By the end of Act I we should care a little about that character, and if they’re a jerk we need to know why.
Establish the stakes.
This one is pretty easy. Your story needs to have conflict, but in order for it to be effective, we need to know what your character stands to lose. Do they have a nice house? A perfect family? A great job?
Or maybe the stakes are deeper than those things. Take this scene from Chris Nolan’s Batman Begins:
The scene sets up the stakes for the entire franchise- Who will win the battle for the soul of Gotham? Batman or the criminals like Falcone. These stakes are beautifully mirrored in the character of Bruce Wayne. He’s young, not yet committed to any cause, and he wants an easy cure for his grief. He wants revenge.
Ultimately, with the help of his friend, he rejects vengeance for a pure ideal- Justice. Can he bring justice to a world as corrupted and broken as Gotham City? We don’t know, but we want to find out!
You don’t want to write any serious conflict in the first act because for any conflict to have meaning the reader needs to be fully invested in your characters.
However, you can, and probably should hint at what the conflict will ultimately be. What does this foreshadowing look like?
Think back to high school when you had to read Romeo & Juliet.

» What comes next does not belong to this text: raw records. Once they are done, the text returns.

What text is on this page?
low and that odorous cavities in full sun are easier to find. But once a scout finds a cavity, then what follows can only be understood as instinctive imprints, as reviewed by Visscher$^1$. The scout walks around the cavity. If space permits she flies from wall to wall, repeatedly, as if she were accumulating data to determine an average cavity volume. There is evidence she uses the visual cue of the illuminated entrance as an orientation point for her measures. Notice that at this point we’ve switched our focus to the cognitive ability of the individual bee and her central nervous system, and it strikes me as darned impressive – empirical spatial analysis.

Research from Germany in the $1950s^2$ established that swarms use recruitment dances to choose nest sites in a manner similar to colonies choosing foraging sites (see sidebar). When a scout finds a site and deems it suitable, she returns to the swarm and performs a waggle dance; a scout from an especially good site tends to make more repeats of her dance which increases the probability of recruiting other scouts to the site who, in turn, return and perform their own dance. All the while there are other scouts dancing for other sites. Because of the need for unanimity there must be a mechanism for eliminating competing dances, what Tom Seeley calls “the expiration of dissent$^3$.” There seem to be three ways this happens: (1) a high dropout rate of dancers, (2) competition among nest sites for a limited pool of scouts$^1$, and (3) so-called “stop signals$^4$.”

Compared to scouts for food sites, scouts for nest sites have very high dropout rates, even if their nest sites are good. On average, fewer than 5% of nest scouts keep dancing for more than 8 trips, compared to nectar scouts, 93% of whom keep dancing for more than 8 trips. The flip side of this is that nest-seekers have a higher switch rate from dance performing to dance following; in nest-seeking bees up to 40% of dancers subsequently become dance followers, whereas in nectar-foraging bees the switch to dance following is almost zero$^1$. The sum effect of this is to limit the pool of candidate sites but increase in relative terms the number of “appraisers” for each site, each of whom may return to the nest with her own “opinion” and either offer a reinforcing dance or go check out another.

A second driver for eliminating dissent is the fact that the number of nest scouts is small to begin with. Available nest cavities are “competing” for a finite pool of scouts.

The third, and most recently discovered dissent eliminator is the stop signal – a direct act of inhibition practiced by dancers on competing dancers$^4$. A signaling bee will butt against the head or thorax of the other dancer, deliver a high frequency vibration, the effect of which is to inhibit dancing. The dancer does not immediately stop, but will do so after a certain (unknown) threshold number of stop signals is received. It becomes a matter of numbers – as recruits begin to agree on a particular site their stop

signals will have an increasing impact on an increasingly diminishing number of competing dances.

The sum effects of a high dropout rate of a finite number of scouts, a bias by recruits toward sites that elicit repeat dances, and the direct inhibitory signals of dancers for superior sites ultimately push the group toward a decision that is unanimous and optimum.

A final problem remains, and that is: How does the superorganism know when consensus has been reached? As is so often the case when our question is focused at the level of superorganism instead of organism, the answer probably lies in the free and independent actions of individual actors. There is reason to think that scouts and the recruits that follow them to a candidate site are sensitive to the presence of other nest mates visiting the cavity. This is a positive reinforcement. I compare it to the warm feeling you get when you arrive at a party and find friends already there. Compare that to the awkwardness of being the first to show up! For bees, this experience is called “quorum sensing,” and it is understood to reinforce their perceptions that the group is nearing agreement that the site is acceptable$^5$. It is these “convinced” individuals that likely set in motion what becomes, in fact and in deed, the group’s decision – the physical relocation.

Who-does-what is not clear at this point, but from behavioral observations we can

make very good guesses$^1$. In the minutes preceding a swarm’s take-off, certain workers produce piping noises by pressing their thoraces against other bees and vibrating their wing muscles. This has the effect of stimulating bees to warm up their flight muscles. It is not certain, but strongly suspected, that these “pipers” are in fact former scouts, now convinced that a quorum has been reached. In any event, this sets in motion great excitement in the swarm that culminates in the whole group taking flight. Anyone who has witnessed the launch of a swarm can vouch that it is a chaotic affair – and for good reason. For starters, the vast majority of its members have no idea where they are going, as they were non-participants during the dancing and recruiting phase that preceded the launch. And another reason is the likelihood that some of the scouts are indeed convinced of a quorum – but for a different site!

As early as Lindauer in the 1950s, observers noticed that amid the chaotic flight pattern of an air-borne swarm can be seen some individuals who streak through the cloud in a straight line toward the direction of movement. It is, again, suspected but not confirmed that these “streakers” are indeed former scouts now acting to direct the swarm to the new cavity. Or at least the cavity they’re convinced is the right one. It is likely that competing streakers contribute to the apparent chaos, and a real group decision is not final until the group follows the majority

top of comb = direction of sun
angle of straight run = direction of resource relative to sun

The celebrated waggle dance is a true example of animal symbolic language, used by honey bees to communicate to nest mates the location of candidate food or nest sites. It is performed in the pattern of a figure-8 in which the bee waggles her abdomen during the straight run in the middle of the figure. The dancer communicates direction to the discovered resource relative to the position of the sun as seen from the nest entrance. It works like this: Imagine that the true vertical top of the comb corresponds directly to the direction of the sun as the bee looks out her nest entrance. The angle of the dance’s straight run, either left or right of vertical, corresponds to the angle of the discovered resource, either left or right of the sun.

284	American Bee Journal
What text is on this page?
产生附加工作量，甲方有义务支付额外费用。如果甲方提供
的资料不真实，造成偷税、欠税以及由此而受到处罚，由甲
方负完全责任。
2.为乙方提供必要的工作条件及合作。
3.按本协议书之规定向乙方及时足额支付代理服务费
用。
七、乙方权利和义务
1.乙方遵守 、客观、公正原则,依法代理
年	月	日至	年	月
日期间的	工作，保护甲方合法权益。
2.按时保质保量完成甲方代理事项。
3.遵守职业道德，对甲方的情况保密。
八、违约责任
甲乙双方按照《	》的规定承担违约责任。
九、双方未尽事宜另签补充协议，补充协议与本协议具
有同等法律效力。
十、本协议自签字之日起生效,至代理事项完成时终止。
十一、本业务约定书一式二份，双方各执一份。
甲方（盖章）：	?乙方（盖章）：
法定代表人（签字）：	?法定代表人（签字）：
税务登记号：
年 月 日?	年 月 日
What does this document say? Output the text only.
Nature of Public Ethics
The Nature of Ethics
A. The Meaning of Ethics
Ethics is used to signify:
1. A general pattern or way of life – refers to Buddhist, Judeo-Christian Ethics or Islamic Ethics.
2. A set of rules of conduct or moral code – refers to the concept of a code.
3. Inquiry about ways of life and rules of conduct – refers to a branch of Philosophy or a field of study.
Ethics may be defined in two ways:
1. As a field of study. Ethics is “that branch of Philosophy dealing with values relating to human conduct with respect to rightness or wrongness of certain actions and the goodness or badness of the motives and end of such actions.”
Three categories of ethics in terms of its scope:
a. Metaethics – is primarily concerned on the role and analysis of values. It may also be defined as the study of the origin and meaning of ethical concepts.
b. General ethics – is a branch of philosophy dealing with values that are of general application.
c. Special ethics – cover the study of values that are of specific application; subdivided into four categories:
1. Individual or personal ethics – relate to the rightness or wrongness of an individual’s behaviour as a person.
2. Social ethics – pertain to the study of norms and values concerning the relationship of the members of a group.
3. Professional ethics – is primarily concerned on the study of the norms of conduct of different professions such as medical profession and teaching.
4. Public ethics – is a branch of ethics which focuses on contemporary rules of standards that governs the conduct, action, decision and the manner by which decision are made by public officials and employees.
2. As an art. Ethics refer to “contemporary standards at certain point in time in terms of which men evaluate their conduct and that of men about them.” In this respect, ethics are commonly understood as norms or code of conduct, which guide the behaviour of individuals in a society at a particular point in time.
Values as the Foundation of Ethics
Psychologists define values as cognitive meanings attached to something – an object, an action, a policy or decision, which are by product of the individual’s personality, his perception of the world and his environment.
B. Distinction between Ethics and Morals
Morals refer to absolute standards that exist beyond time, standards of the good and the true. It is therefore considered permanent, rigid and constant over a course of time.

We get a hint of the conflict in the first act of the play during the Capulet’s ball. Tybalt (Juliet’s cousin) is mad as hell to see Romeo at his family’s party. He wants to kill Romeo right there, in the middle of the ball! He’s only stopped because his uncle doesn’t want the party ruined.
Judging by Tybalt’s anger, the audience knows that this feud could lead to the death of Romeo.
Later in the night Romeo and Juliet meet and share their first kiss. Romeo asks Juliet’s nurse what the girl’s name is and when the nurse tells him he utters the line:
“O dear account! My life is my foe’s debt.”
Or, For those of us who don’t speak Shakespeare:
“My life is in the hands of my enemy.”
The point is, Tybalt and Romeo have yet to draw swords, but the audience can see the conflict coming from a mile away. By the time the curtain falls, both these dudes have been killed by their families’ clashing.
I know that’s kind of a spoiler, but the play has been out for like 400 years now.
Bring your character to their conflict.
Ultimately, you want to end Act I by introducing the story’s main conflict. You do this with the Inciting Incident.
Hopefully, by this time you’ve constructed a compelling enough character, and backstory, that your reader is willing is go along for the ride. Because, by the end of Act I, if they don’t care they ain’t reading anymore.